Что касается моей японской эпопеи, мы там работали два раза в день — в одиннадцать утра и в час дня на выставке, в три часа дня шли в гостиницу на обед, а в семь вечера у нас было коммерческое выступление в большом спортивном зале. После чего каждый вновь имел возможность проявить свой кулинарный гений на том весьма скудном материале, который предоставляла ему жизнь. Как-то раз я немного опоздал к обеду, когда готовка была уже в полном разгаре. От одной двери доносится аромат загадочного концентрата под громким названием «грибной суп», от другой веет подобным же веществом, но уже под наименованием «суп куриный», а откуда-то еще идет дразнящий ноздри запах жареной колбаски… Все это, разумеется, делается на привезенных с собой из дому электроплитках и в обстановке полной секретности, ибо сумасшедший счет за электроэнергию приходит потом не гостям, а хозяину гостиницы. Стучу в дверь номера, который наш конферансье Алик Писаренко делит с одним из жонглеров. Алик, не отрываясь от готовки, озабоченно спрашивает через дверь:
— Кто там?
Я говорю якобы по-японски:
— Чё то мате кудасайн?
Алик поначалу не врубается:
— Что-что?
— Чё то мате кудасайн? Саёнара! — продолжаю я в том же духе, то есть несу какую-то заведомую ахинею из обрывков японских слов.

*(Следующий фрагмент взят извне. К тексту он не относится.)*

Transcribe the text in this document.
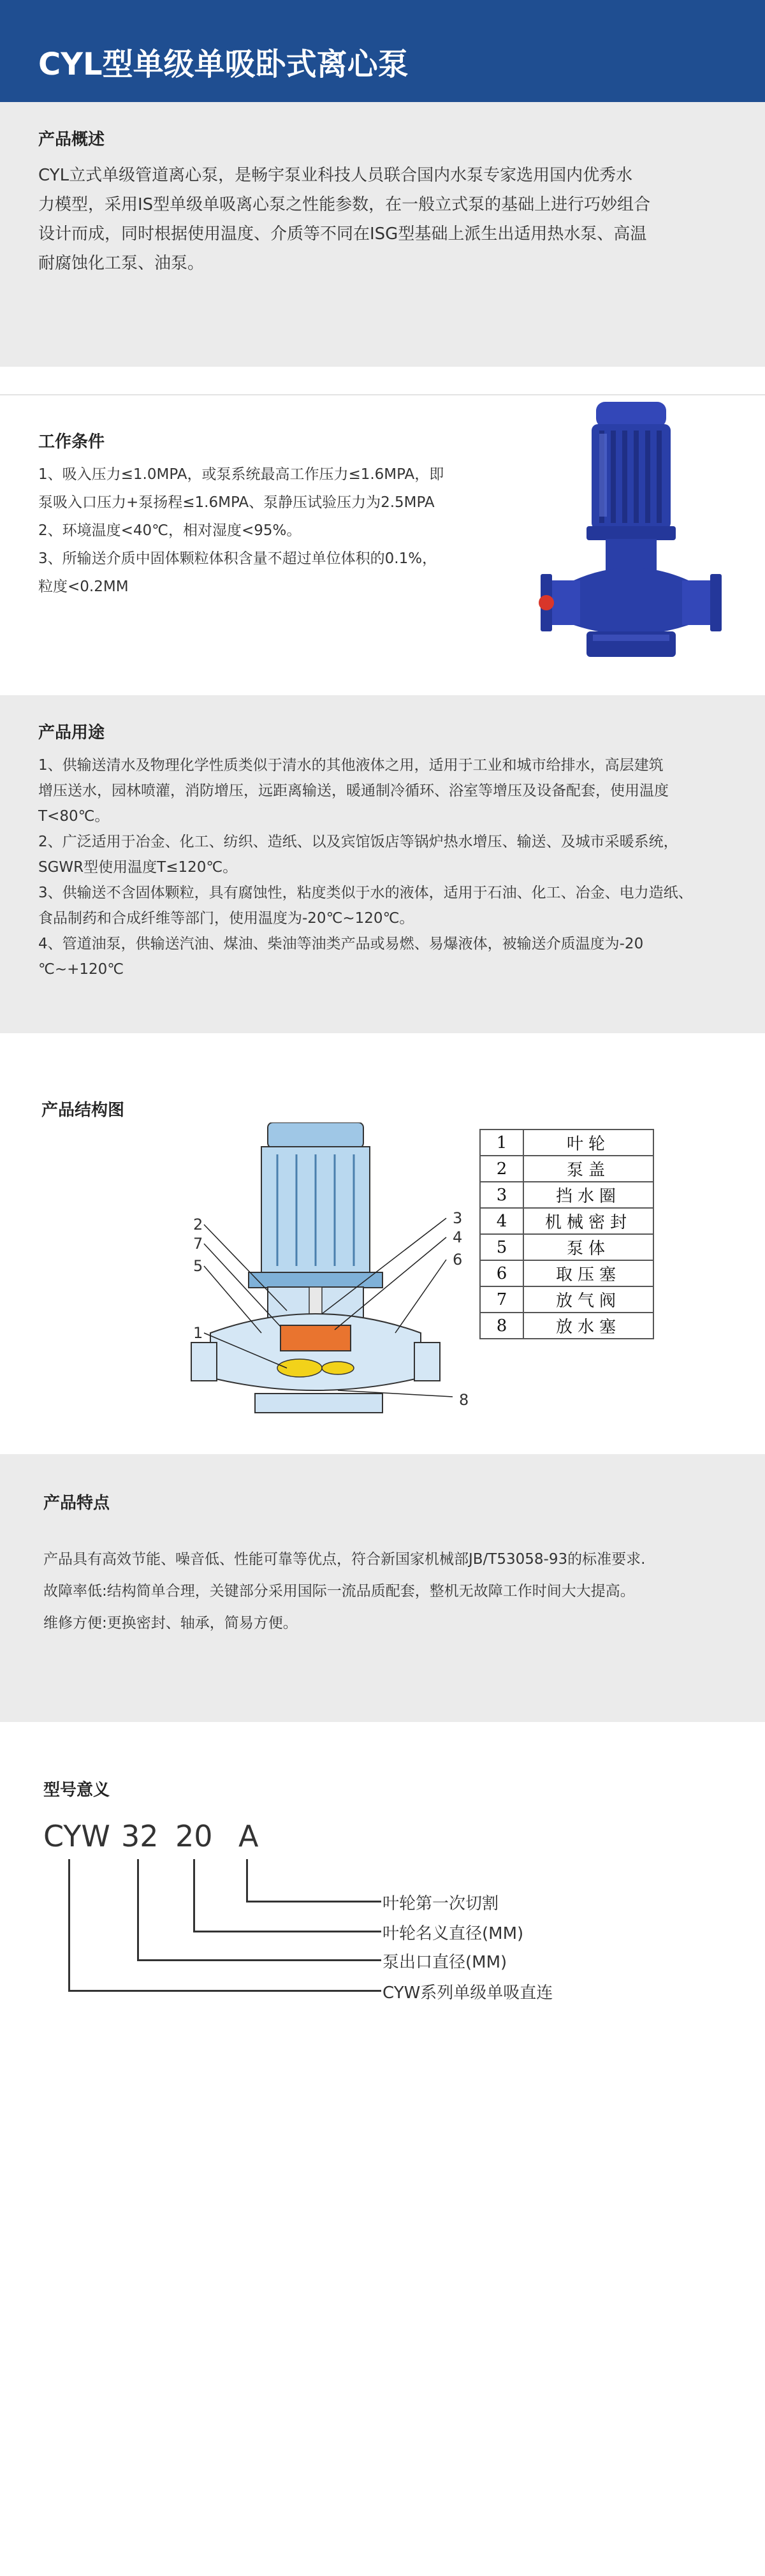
CYL型单级单吸卧式离心泵
产品概述
CYL立式单级管道离心泵，是畅宇泵业科技人员联合国内水泵专家选用国内优秀水
力模型，采用IS型单级单吸离心泵之性能参数，在一般立式泵的基础上进行巧妙组合
设计而成，同时根据使用温度、介质等不同在ISG型基础上派生出适用热水泵、高温
耐腐蚀化工泵、油泵。
工作条件
1、吸入压力≤1.0MPA，或泵系统最高工作压力≤1.6MPA，即
泵吸入口压力+泵扬程≤1.6MPA、泵静压试验压力为2.5MPA
2、环境温度<40℃，相对湿度<95%。
3、所输送介质中固体颗粒体积含量不超过单位体积的0.1%，
粒度<0.2MM
产品用途
1、供输送清水及物理化学性质类似于清水的其他液体之用，适用于工业和城市给排水，高层建筑
增压送水，园林喷灌，消防增压，远距离输送，暖通制冷循环、浴室等增压及设备配套，使用温度
T<80℃。
2、广泛适用于冶金、化工、纺织、造纸、以及宾馆饭店等锅炉热水增压、输送、及城市采暖系统，
SGWR型使用温度T≤120℃。
3、供输送不含固体颗粒，具有腐蚀性，粘度类似于水的液体，适用于石油、化工、冶金、电力造纸、
食品制药和合成纤维等部门，使用温度为-20℃~120℃。
4、管道油泵，供输送汽油、煤油、柴油等油类产品或易燃、易爆液体，被输送介质温度为-20
℃~+120℃
产品结构图
2
7
5
1
3
4
6
8
1	叶轮
2	泵盖
3	挡水圈
4	机械密封
5	泵体
6	取压塞
7	放气阀
8	放水塞
产品特点
产品具有高效节能、噪音低、性能可靠等优点，符合新国家机械部JB/T53058-93的标准要求.
故障率低:结构简单合理，关键部分采用国际一流品质配套，整机无故障工作时间大大提高。
维修方便:更换密封、轴承，简易方便。
型号意义
CYW 32 20 A
叶轮第一次切割
叶轮名义直径(MM)
泵出口直径(MM)
CYW系列单级单吸直连
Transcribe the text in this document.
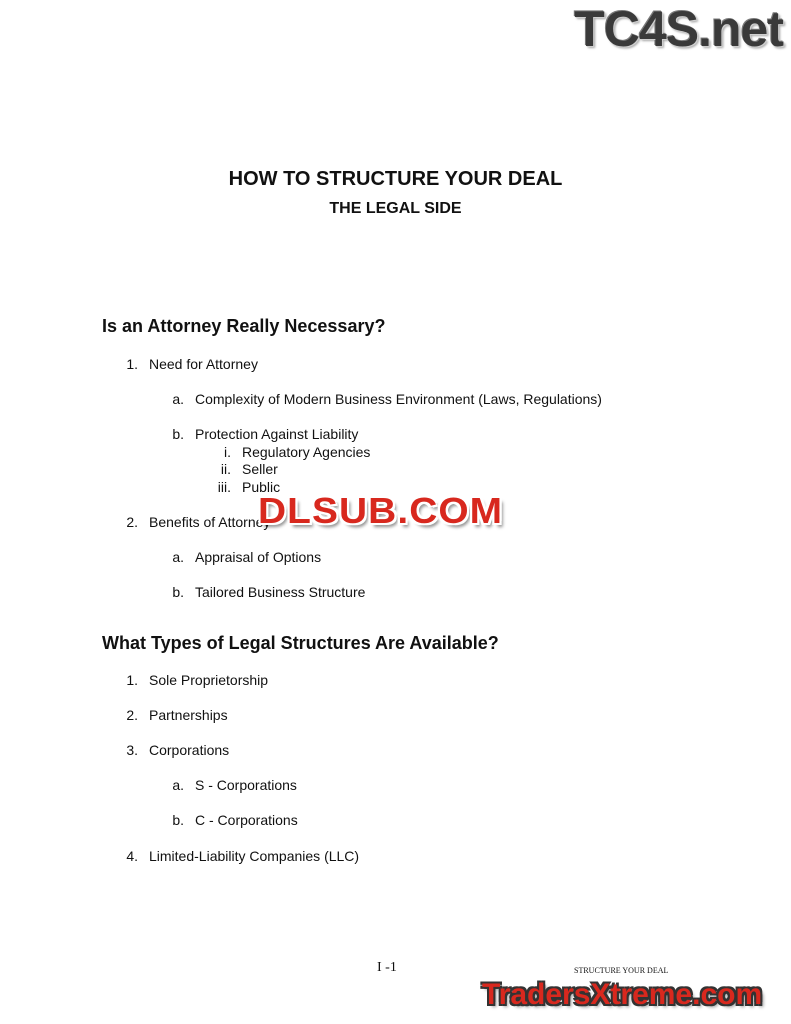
TC4S.net
HOW TO STRUCTURE YOUR DEAL
THE LEGAL SIDE
Is an Attorney Really Necessary?
1. Need for Attorney
a. Complexity of Modern Business Environment (Laws, Regulations)
b. Protection Against Liability
i. Regulatory Agencies
ii. Seller
iii. Public
2. Benefits of Attorney
a. Appraisal of Options
b. Tailored Business Structure
DLSUB.COM
What Types of Legal Structures Are Available?
1. Sole Proprietorship
2. Partnerships
3. Corporations
a. S - Corporations
b. C - Corporations
4. Limited-Liability Companies (LLC)
I -1	STRUCTURE YOUR DEAL
TradersXtreme.com
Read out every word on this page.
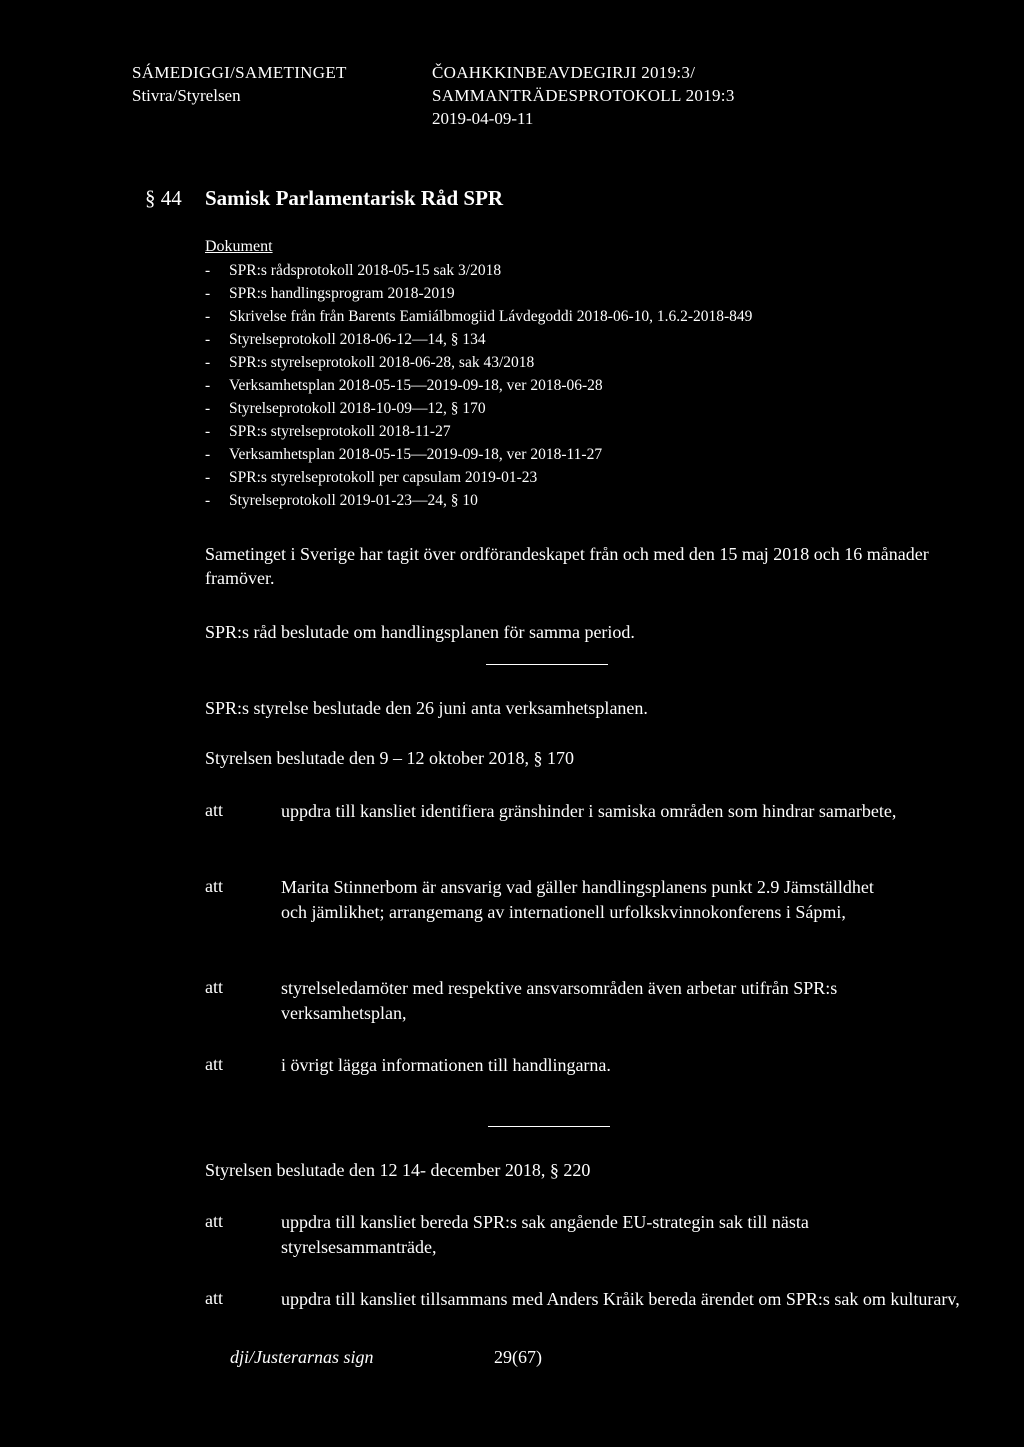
SÁMEDIGGI/SAMETINGET
Stivra/Styrelsen
ČOAHKKINBEAVDEGIRJI 2019:3/
SAMMANTRÄDESPROTOKOLL 2019:3
2019-04-09-11
§ 44 Samisk Parlamentarisk Råd SPR
Dokument
- SPR:s rådsprotokoll 2018-05-15 sak 3/2018
- SPR:s handlingsprogram 2018-2019
- Skrivelse från från Barents Eamiálbmogiid Lávdegoddi 2018-06-10, 1.6.2-2018-849
- Styrelseprotokoll 2018-06-12—14, § 134
- SPR:s styrelseprotokoll 2018-06-28, sak 43/2018
- Verksamhetsplan 2018-05-15—2019-09-18, ver 2018-06-28
- Styrelseprotokoll 2018-10-09—12, § 170
- SPR:s styrelseprotokoll 2018-11-27
- Verksamhetsplan 2018-05-15—2019-09-18, ver 2018-11-27
- SPR:s styrelseprotokoll per capsulam 2019-01-23
- Styrelseprotokoll 2019-01-23—24, § 10
Sametinget i Sverige har tagit över ordförandeskapet från och med den 15 maj 2018 och 16 månader framöver.
SPR:s råd beslutade om handlingsplanen för samma period.
SPR:s styrelse beslutade den 26 juni anta verksamhetsplanen.
Styrelsen beslutade den 9 – 12 oktober 2018, § 170
att	uppdra till kansliet identifiera gränshinder i samiska områden som hindrar samarbete,
att	Marita Stinnerbom är ansvarig vad gäller handlingsplanens punkt 2.9 Jämställdhet och jämlikhet; arrangemang av internationell urfolkskvinnokonferens i Sápmi,
att	styrelseledamöter med respektive ansvarsområden även arbetar utifrån SPR:s verksamhetsplan,
att	i övrigt lägga informationen till handlingarna.
Styrelsen beslutade den 12 14- december 2018, § 220
att	uppdra till kansliet bereda SPR:s sak angående EU-strategin sak till nästa styrelsesammanträde,
att	uppdra till kansliet tillsammans med Anders Kråik bereda ärendet om SPR:s sak om kulturarv,
dji/Justerarnas sign	29(67)
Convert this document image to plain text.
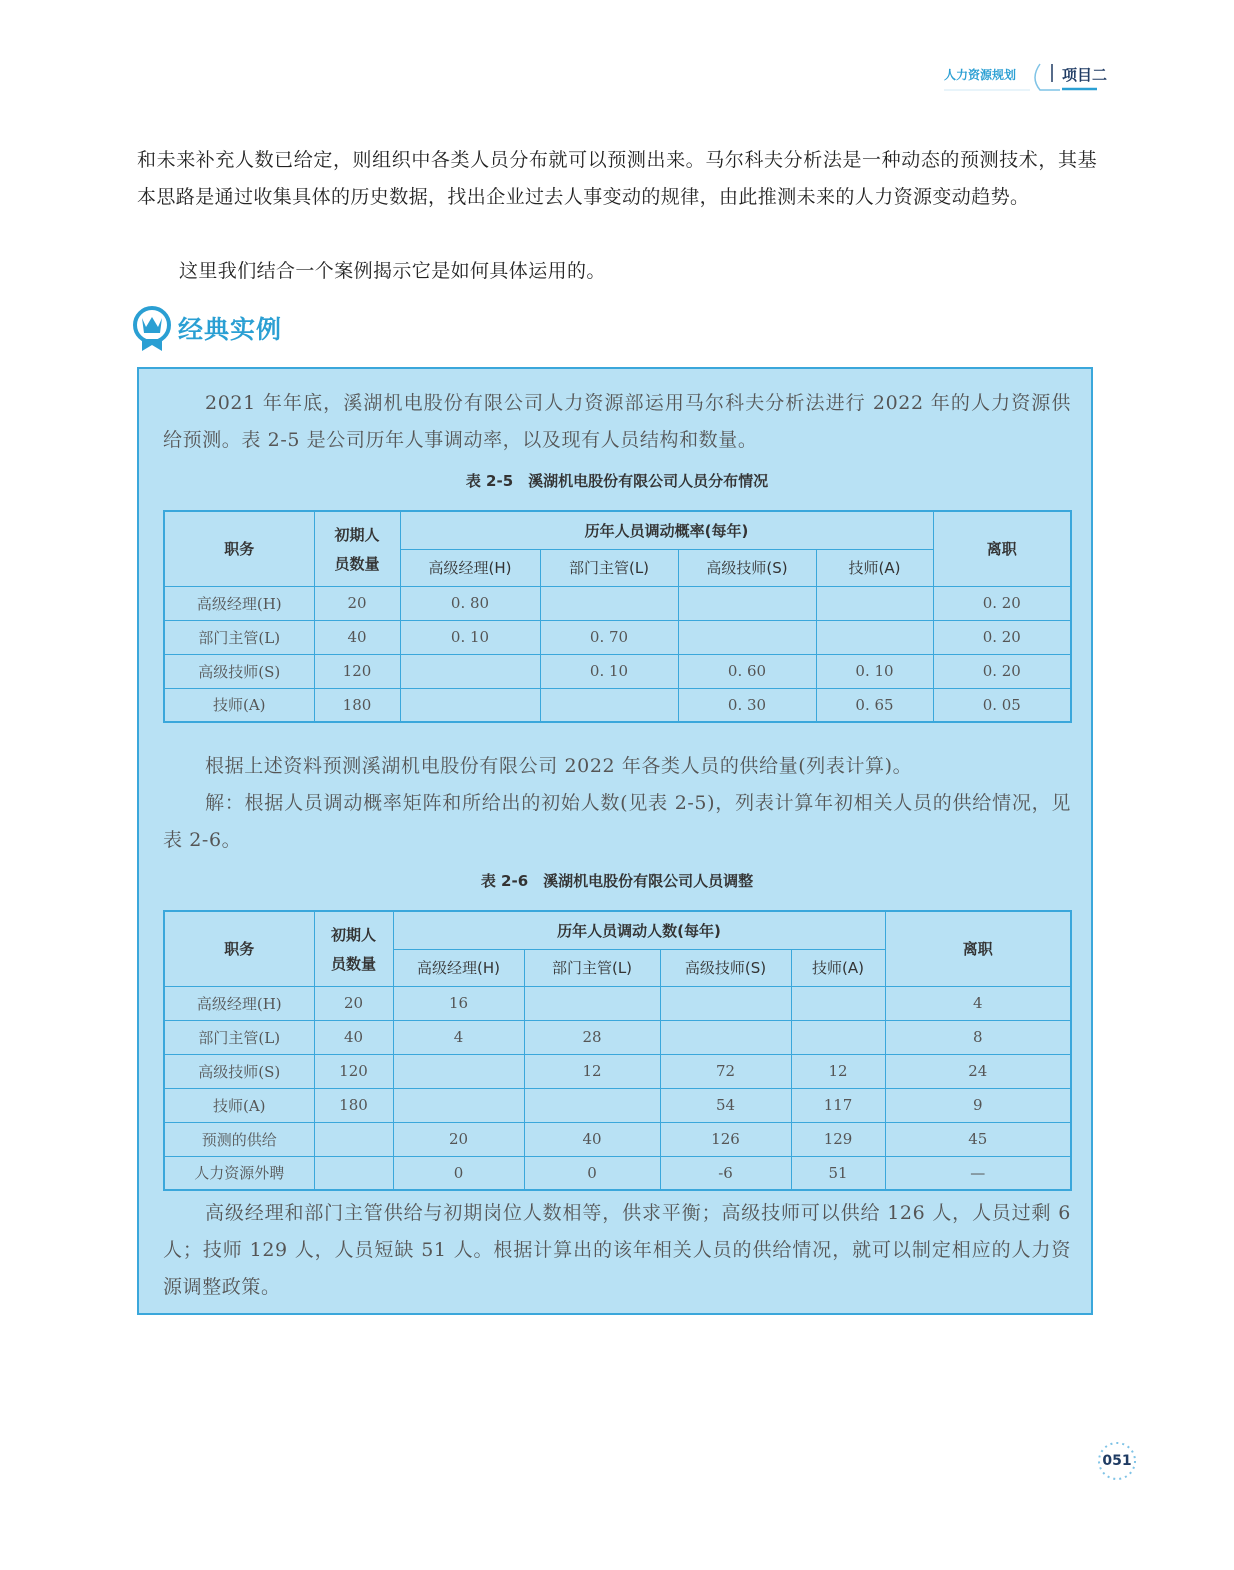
人力资源规划	项目二

和未来补充人数已给定，则组织中各类人员分布就可以预测出来。马尔科夫分析法是一种动态的预测技术，其基本思路是通过收集具体的历史数据，找出企业过去人事变动的规律，由此推测未来的人力资源变动趋势。

这里我们结合一个案例揭示它是如何具体运用的。

经典实例

2021 年年底，溪湖机电股份有限公司人力资源部运用马尔科夫分析法进行 2022 年的人力资源供给预测。表 2-5 是公司历年人事调动率，以及现有人员结构和数量。

表 2-5　溪湖机电股份有限公司人员分布情况
职务	初期人
员数量	历年人员调动概率(每年)				离职
		高级经理(H)	部门主管(L)	高级技师(S)	技师(A)	
高级经理(H)	20	0. 80				0. 20
部门主管(L)	40	0. 10	0. 70			0. 20
高级技师(S)	120		0. 10	0. 60	0. 10	0. 20
技师(A)	180			0. 30	0. 65	0. 05

根据上述资料预测溪湖机电股份有限公司 2022 年各类人员的供给量(列表计算)。

解：根据人员调动概率矩阵和所给出的初始人数(见表 2-5)，列表计算年初相关人员的供给情况，见表 2-6。

表 2-6　溪湖机电股份有限公司人员调整
职务	初期人
员数量	历年人员调动人数(每年)				离职
		高级经理(H)	部门主管(L)	高级技师(S)	技师(A)	
高级经理(H)	20	16				4
部门主管(L)	40	4	28			8
高级技师(S)	120		12	72	12	24
技师(A)	180			54	117	9
预测的供给		20	40	126	129	45
人力资源外聘		0	0	-6	51	—

高级经理和部门主管供给与初期岗位人数相等，供求平衡；高级技师可以供给 126 人，人员过剩 6 人；技师 129 人，人员短缺 51 人。根据计算出的该年相关人员的供给情况，就可以制定相应的人力资源调整政策。

051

Какая разница, если Алик все равно в японском ни бум-бум, как, впрочем, и я сам? Тут главное — точно соблюсти разговорную интонацию! Уж чем-чем, а слухом и способностью подражать Бог меня, надеюсь, не обидел. В результате все мои усилия увенчиваются полным успехом. Алик спохватывается, в панике бросает готовку, кричит:
— Сейчас, сейчас!
Мне ясно, что сейчас творится в его переполошенном мозгу — нагрянул с проверкой хозяин, который может обнаружить в его номере и плитку, и еду, что чревато большими неприятностями!.. Из-за двери доносятся топот, какая-то суета, приглушенные проклятия, а завершается все это шумом спускаемой воды. Все приготовленное вылил, значит, в унитаз. Открывается дверь, в проеме которой, как в картинной раме, красуется живописная фигура Алика с багровой распаренной физиономией и безумными глазами. По лицу струится пот. Остолбенев, Алик молча таращится на меня. А когда до него доходит наконец, в чем дело, выдает такое четырехэтажное русское выражение, от которого, кажется, рухнет гостиница:
— Лева (тра-та-та, и так, и так, и этак, и растак)! Из-за тебя я суп грибной в толчок свалил! Что мы теперь жрать будем?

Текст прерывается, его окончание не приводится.